Можно представить: есть три кладовые, как в сказке у Андерсена. Но в каждой кладовой - слова. В третьей, наименее доступной, самые драгоценные слова. И вот Олеша проник туда.
Недавно эта книга вышла. Называется она "Ни дня без строчки". Книга, объединяющая, собственно, несколько книг. Это - рассказ о детстве, дерзкая попытка написать роман в отрывках (я бы даже сказал так - в видениях, настолько отчетливы, объемны воспоминания Олеши), подобно тому, как некогда были "романы в письмах", дневниковые заметки, писавшиеся именно для опубликования, а также мысли Олеши о литературе.

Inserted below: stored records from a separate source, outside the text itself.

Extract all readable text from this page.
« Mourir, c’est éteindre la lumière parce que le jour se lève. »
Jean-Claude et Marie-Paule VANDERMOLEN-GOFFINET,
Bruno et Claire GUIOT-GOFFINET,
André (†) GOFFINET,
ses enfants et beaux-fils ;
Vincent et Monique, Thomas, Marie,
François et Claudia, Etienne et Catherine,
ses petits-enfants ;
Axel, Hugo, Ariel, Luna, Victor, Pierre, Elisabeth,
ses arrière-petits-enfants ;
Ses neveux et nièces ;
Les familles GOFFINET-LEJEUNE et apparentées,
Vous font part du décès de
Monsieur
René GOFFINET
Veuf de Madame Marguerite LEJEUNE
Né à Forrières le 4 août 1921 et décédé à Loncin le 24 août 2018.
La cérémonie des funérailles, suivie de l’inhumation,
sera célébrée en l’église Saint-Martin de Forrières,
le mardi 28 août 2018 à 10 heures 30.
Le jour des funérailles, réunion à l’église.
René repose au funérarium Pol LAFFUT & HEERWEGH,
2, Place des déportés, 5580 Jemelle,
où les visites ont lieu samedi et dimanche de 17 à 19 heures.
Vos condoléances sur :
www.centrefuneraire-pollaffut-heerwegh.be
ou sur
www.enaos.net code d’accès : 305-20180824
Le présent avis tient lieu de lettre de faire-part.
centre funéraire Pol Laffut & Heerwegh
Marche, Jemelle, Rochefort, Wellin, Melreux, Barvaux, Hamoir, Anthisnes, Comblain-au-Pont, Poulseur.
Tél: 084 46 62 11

Кое-что из того, что я слышал, я нашел потом в этой книге. Другого не нашел. Может быть, Олеша не успел это записать.
Вот его рассказ о Грине:
- Грин был нелюдим. Мне кажется, это оттого, что он верил в чудеса, а люди не могли ему дать этих чудес. Но самое удивительное - он думал, что в нем самом есть что-то чудесное. Например, он не боялся собак. Там, где он жил, была дача. Зимой дачу сторожила собака. Собака была страшная, ее боялись сами хозяева. А Грин однажды открыл калитку, вошел - и собака спокойно улеглась у его ног. Я сам это видел! Но самое настоящее чудо было в его выдумке. У Грина есть рассказ. Двое поспорили. Один сказал, что он обойдет пешком вокруг света. Поспорили на какую-то большую сумму - миллион фунтов стерлингов. Прошло долгое время, и вот однажды дверь банка (один из них был банкир) открылась, и вошел тот, первый.
"Я выиграл пари! - закричал он с порога. - Я обошел вокруг света! "
Банкир не поверил, стал спорить. Тогда тот повернулся, и банкир закричал:
"Вернись, вернись, я верю тебе!"
Что же случилось? Он по спине этого человека - понимаете, по спине! понял, что он опять пойдет вокруг света. Вот что такое Грин.
- А знаете, - вдруг говорит Олеша, - фактура у Грина слабая. Его язык - будто перевод с иностранного. Возьмите нарочно любой кусочек его рассказа...
Как о писателе об Олеше сложилось мнение, что писал он мало, особенно последние годы. Это не так. В бумагах Юрия Карловича осталась почти законченная пьеса "Смерть Занда", пьеса для детей по роману Жюля Верна "Дети капитана Гранта".
Есть опера "Три толстяка" (которую довелось слышать Юрию Карловичу; сохранилась магнитофонная запись его взволнованного выступления перед началом трансляции оперы по радио). В тридцатые годы был поставлен балет по этой сказке. Есть инсценировка "Трех толстяков", которая идет на сцене МХАТа. Мультфильм. И, наконец, фильм, снятый Баталовым. Однако в последние годы и сам Олеша писал (но не закончил) пьесу по "Трем толстякам". Интереснее всего, что она совсем не походит на ставшую уже хрестоматийной сказку. Так, в ней появляется новый персонаж - Дама-уродка.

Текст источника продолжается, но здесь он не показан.